In preparation for the original ISC West show in March, Nortek had a plethora of innovative products they were planning to launch. Larocca says they will now be launched at the rescheduled ISC West, which will be held Oct. 5-8.
“With the types of products and services that we offer, it’s best when they can be demonstrated to a potential customer in person where they can see the functionality,” Larocca added.
With the hopes of continuing to get Mircom in from of as many industry participants and prospective customers as possible, Falbo shares that he would be open to participating in virtual tradeshows in the future.

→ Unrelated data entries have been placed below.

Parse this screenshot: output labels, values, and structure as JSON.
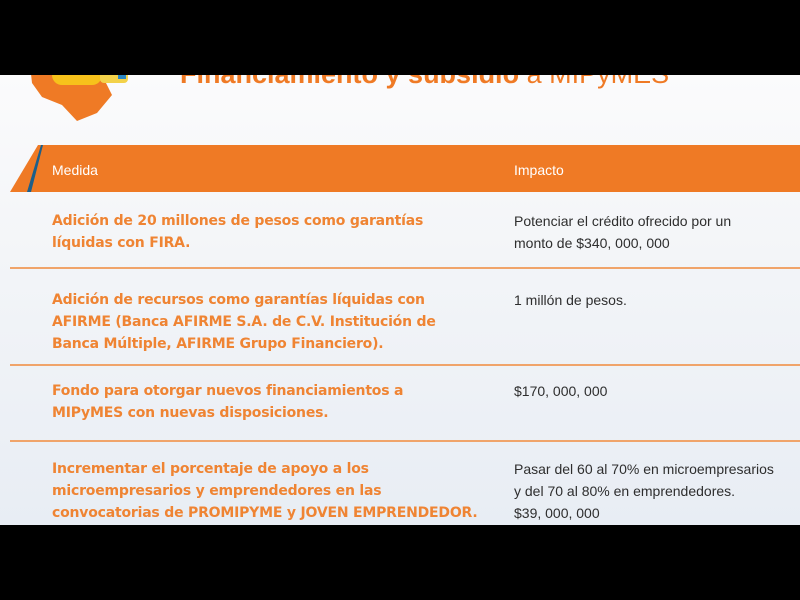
{
  "title": {
    "bold": "Financiamiento y subsidio",
    "light": " a MIPyMES"
  },
  "colors": {
    "accent": "#ef7a25",
    "stripe": "#1d5f8a",
    "text": "#2e2e2e"
  },
  "table": {
    "headers": {
      "medida": "Medida",
      "impacto": "Impacto"
    },
    "rows": [
      {
        "medida": [
          "Adición de 20 millones de pesos como garantías",
          "líquidas con FIRA."
        ],
        "impacto": [
          "Potenciar el crédito ofrecido por un",
          "monto de $340, 000, 000"
        ]
      },
      {
        "medida": [
          "Adición de recursos como garantías líquidas con",
          "AFIRME (Banca AFIRME S.A. de C.V. Institución de",
          "Banca Múltiple, AFIRME Grupo Financiero)."
        ],
        "impacto": [
          "1 millón de pesos."
        ]
      },
      {
        "medida": [
          "Fondo para otorgar nuevos financiamientos a",
          "MIPyMES con nuevas disposiciones."
        ],
        "impacto": [
          "$170, 000, 000"
        ]
      },
      {
        "medida": [
          "Incrementar el porcentaje de apoyo a los",
          "microempresarios y emprendedores en las",
          "convocatorias de PROMIPYME y JOVEN EMPRENDEDOR."
        ],
        "impacto": [
          "Pasar del 60 al 70% en microempresarios",
          "y del 70 al 80% en emprendedores.",
          "$39, 000, 000"
        ]
      }
    ]
  }
}
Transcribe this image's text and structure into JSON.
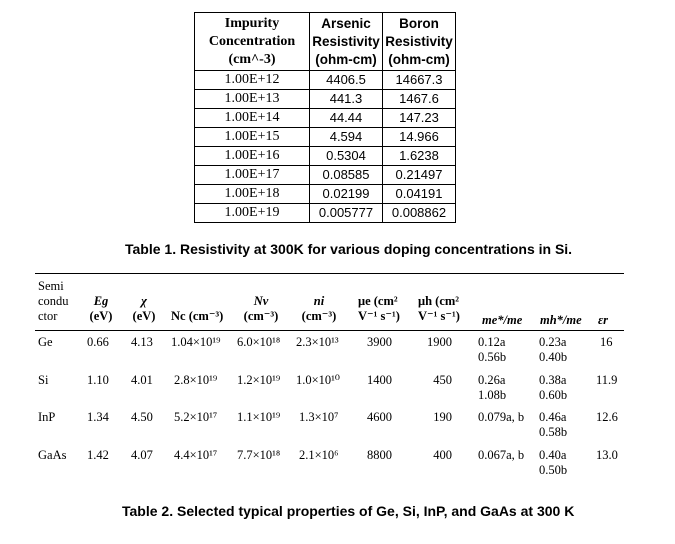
{
  "table1": {
    "headers": [
      "Impurity Concentration (cm^-3)",
      "Arsenic Resistivity (ohm-cm)",
      "Boron Resistivity (ohm-cm)"
    ],
    "header_lines": [
      [
        "Impurity",
        "Concentration",
        "(cm^-3)"
      ],
      [
        "Arsenic",
        "Resistivity",
        "(ohm-cm)"
      ],
      [
        "Boron",
        "Resistivity",
        "(ohm-cm)"
      ]
    ],
    "rows": [
      [
        "1.00E+12",
        "4406.5",
        "14667.3"
      ],
      [
        "1.00E+13",
        "441.3",
        "1467.6"
      ],
      [
        "1.00E+14",
        "44.44",
        "147.23"
      ],
      [
        "1.00E+15",
        "4.594",
        "14.966"
      ],
      [
        "1.00E+16",
        "0.5304",
        "1.6238"
      ],
      [
        "1.00E+17",
        "0.08585",
        "0.21497"
      ],
      [
        "1.00E+18",
        "0.02199",
        "0.04191"
      ],
      [
        "1.00E+19",
        "0.005777",
        "0.008862"
      ]
    ],
    "caption": "Table 1. Resistivity at 300K for various doping concentrations in Si."
  },
  "table2": {
    "headers": {
      "semiconductor": [
        "Semi",
        "condu",
        "ctor"
      ],
      "eg": [
        "Eg",
        "(eV)"
      ],
      "chi": [
        "χ",
        "(eV)"
      ],
      "nc": [
        "Nc (cm⁻³)"
      ],
      "nv": [
        "Nv",
        "(cm⁻³)"
      ],
      "ni": [
        "ni",
        "(cm⁻³)"
      ],
      "mue": [
        "μe (cm²",
        "V⁻¹ s⁻¹)"
      ],
      "muh": [
        "μh (cm²",
        "V⁻¹ s⁻¹)"
      ],
      "me": [
        "me*/me"
      ],
      "mh": [
        "mh*/me"
      ],
      "er": [
        "εr"
      ]
    },
    "rows": [
      {
        "name": "Ge",
        "eg": "0.66",
        "chi": "4.13",
        "nc": "1.04×10¹⁹",
        "nv": "6.0×10¹⁸",
        "ni": "2.3×10¹³",
        "mue": "3900",
        "muh": "1900",
        "me": [
          "0.12a",
          "0.56b"
        ],
        "mh": [
          "0.23a",
          "0.40b"
        ],
        "er": "16"
      },
      {
        "name": "Si",
        "eg": "1.10",
        "chi": "4.01",
        "nc": "2.8×10¹⁹",
        "nv": "1.2×10¹⁹",
        "ni": "1.0×10¹⁰",
        "mue": "1400",
        "muh": "450",
        "me": [
          "0.26a",
          "1.08b"
        ],
        "mh": [
          "0.38a",
          "0.60b"
        ],
        "er": "11.9"
      },
      {
        "name": "InP",
        "eg": "1.34",
        "chi": "4.50",
        "nc": "5.2×10¹⁷",
        "nv": "1.1×10¹⁹",
        "ni": "1.3×10⁷",
        "mue": "4600",
        "muh": "190",
        "me": [
          "0.079a, b"
        ],
        "mh": [
          "0.46a",
          "0.58b"
        ],
        "er": "12.6"
      },
      {
        "name": "GaAs",
        "eg": "1.42",
        "chi": "4.07",
        "nc": "4.4×10¹⁷",
        "nv": "7.7×10¹⁸",
        "ni": "2.1×10⁶",
        "mue": "8800",
        "muh": "400",
        "me": [
          "0.067a, b"
        ],
        "mh": [
          "0.40a",
          "0.50b"
        ],
        "er": "13.0"
      }
    ],
    "caption": "Table 2. Selected typical properties of Ge, Si, InP, and GaAs at 300 K"
  }
}
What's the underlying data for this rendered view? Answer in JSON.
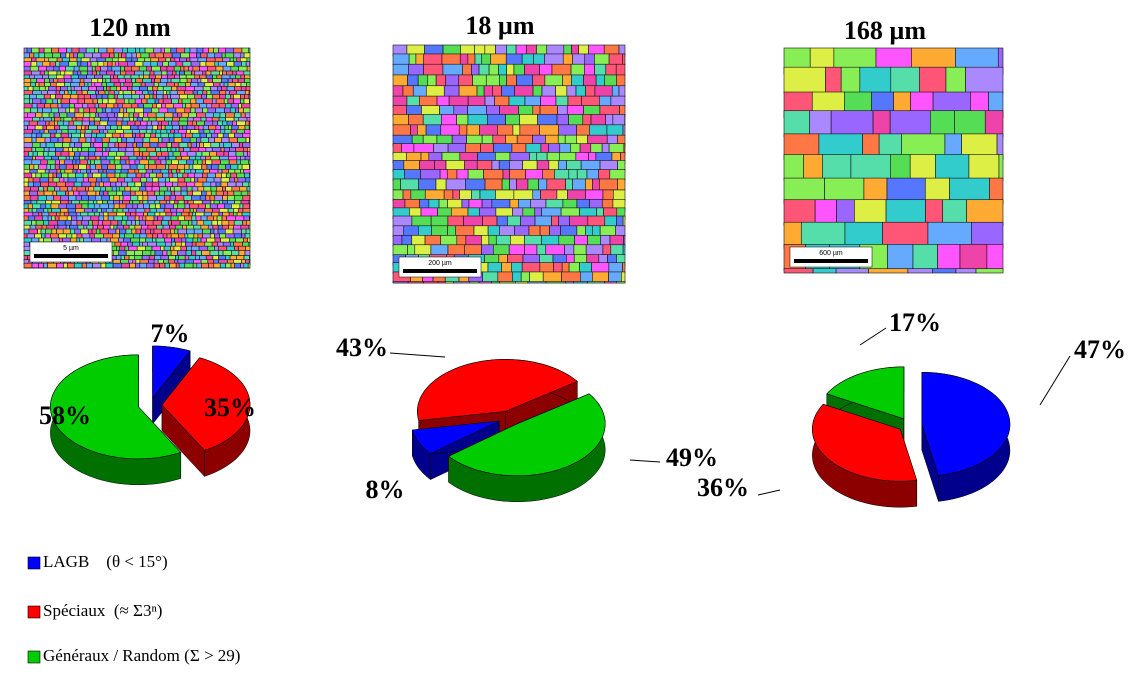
{
  "chart_data": [
    {
      "type": "pie",
      "title": "120 nm",
      "scale_bar": "5 µm",
      "values": [
        7,
        35,
        58
      ],
      "value_labels": [
        "7%",
        "35%",
        "58%"
      ]
    },
    {
      "type": "pie",
      "title": "18 µm",
      "scale_bar": "200 µm",
      "values": [
        8,
        43,
        49
      ],
      "value_labels": [
        "8%",
        "43%",
        "49%"
      ]
    },
    {
      "type": "pie",
      "title": "168 µm",
      "scale_bar": "600 µm",
      "values": [
        47,
        36,
        17
      ],
      "value_labels": [
        "47%",
        "36%",
        "17%"
      ]
    }
  ],
  "legend": {
    "categories": [
      "LAGB    (θ < 15°)",
      "Spéciaux  (≈ Σ3ⁿ)",
      "Généraux / Random (Σ > 29)"
    ],
    "colors": [
      "#0000ff",
      "#ff0000",
      "#00cc00"
    ]
  }
}
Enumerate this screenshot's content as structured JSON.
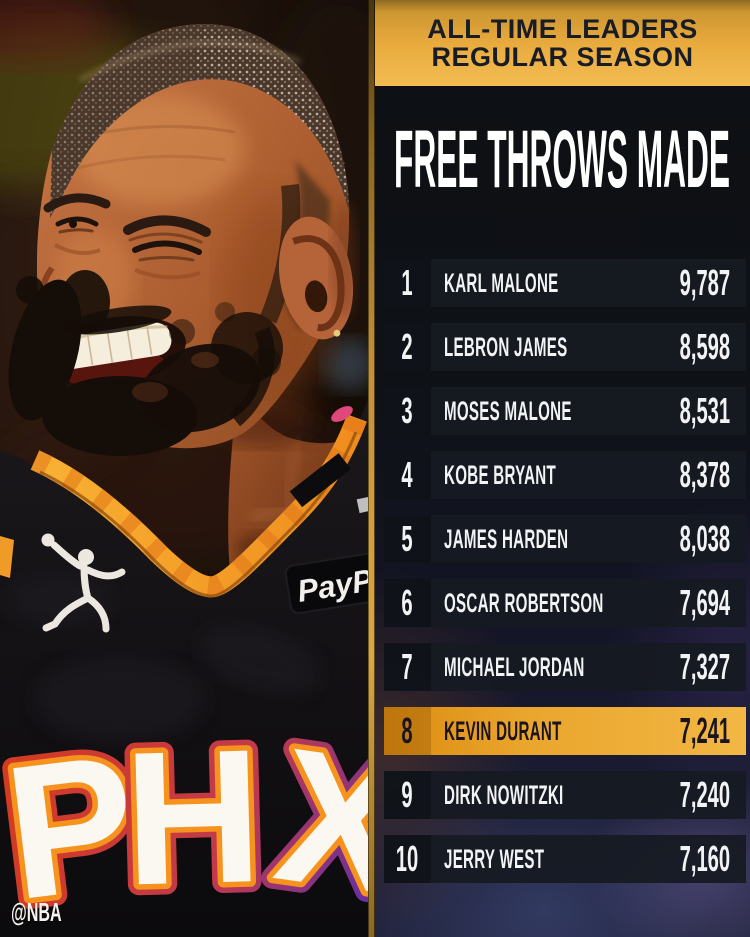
{
  "banner": {
    "line1": "ALL-TIME LEADERS",
    "line2": "REGULAR SEASON"
  },
  "title": "FREE THROWS MADE",
  "watermark": "@NBA",
  "photo": {
    "jersey_letters": [
      "P",
      "H",
      "X"
    ],
    "sponsor_text": "PayP"
  },
  "list": {
    "rows": [
      {
        "rank": "1",
        "name": "KARL MALONE",
        "value": "9,787",
        "highlight": false
      },
      {
        "rank": "2",
        "name": "LEBRON JAMES",
        "value": "8,598",
        "highlight": false
      },
      {
        "rank": "3",
        "name": "MOSES MALONE",
        "value": "8,531",
        "highlight": false
      },
      {
        "rank": "4",
        "name": "KOBE BRYANT",
        "value": "8,378",
        "highlight": false
      },
      {
        "rank": "5",
        "name": "JAMES HARDEN",
        "value": "8,038",
        "highlight": false
      },
      {
        "rank": "6",
        "name": "OSCAR ROBERTSON",
        "value": "7,694",
        "highlight": false
      },
      {
        "rank": "7",
        "name": "MICHAEL JORDAN",
        "value": "7,327",
        "highlight": false
      },
      {
        "rank": "8",
        "name": "KEVIN DURANT",
        "value": "7,241",
        "highlight": true
      },
      {
        "rank": "9",
        "name": "DIRK NOWITZKI",
        "value": "7,240",
        "highlight": false
      },
      {
        "rank": "10",
        "name": "JERRY WEST",
        "value": "7,160",
        "highlight": false
      }
    ]
  },
  "chart_data": {
    "type": "table",
    "title": "FREE THROWS MADE",
    "subtitle": "ALL-TIME LEADERS REGULAR SEASON",
    "columns": [
      "rank",
      "player",
      "free_throws_made"
    ],
    "rows": [
      [
        1,
        "KARL MALONE",
        9787
      ],
      [
        2,
        "LEBRON JAMES",
        8598
      ],
      [
        3,
        "MOSES MALONE",
        8531
      ],
      [
        4,
        "KOBE BRYANT",
        8378
      ],
      [
        5,
        "JAMES HARDEN",
        8038
      ],
      [
        6,
        "OSCAR ROBERTSON",
        7694
      ],
      [
        7,
        "MICHAEL JORDAN",
        7327
      ],
      [
        8,
        "KEVIN DURANT",
        7241
      ],
      [
        9,
        "DIRK NOWITZKI",
        7240
      ],
      [
        10,
        "JERRY WEST",
        7160
      ]
    ],
    "highlight_rank": 8,
    "highlighted_player": "KEVIN DURANT"
  },
  "colors": {
    "banner_gold": "#e9ab3e",
    "highlight_gradient_left": "#db8a0f",
    "highlight_gradient_right": "#f2b744",
    "row_background": "#161b21",
    "panel_background": "#0e1116",
    "text_light": "#f2f3f5",
    "text_dark": "#181c27",
    "jersey_trim_orange": "#f49d26"
  }
}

“If there’s a way to do that online as opposed to live in person, and it’s as effective or more so than live trade shows are, Mircom would love to explore that and participate in something like that going forward,” Falbo said.
According to van Zandt, shows like ISC West are so ubiquitous the prospect of them going virtual may not be likely.
However, van Zandt predicts that shows for point solutions or very niche markets could potentially move to more virtual scales.
“If you have a show where you maybe only have a couple of hundred people versus something like ISC which we have 20,000 that kind of capacity can be managed in a very cool way,” van Zandt said. “I don’t think you can get 20,000 individuals to participate in a virtual trade show, but for a very specific niche industry, I think you could because those people are going with a very specific goal.”
While the COVID-19 pandemic has created uncertainty for the future, security equipment manufacturers are continuing to do everything that they can to mitigate the impact on the supply chain, and other production challenges, in order to get product to market.
“The hardware is available to be installed if customers want. The industry has not shut down – it’s still there,” Larocca concludes.
“We will continue to try and be more proactive in the way that we touch and feel customers through the digital world.”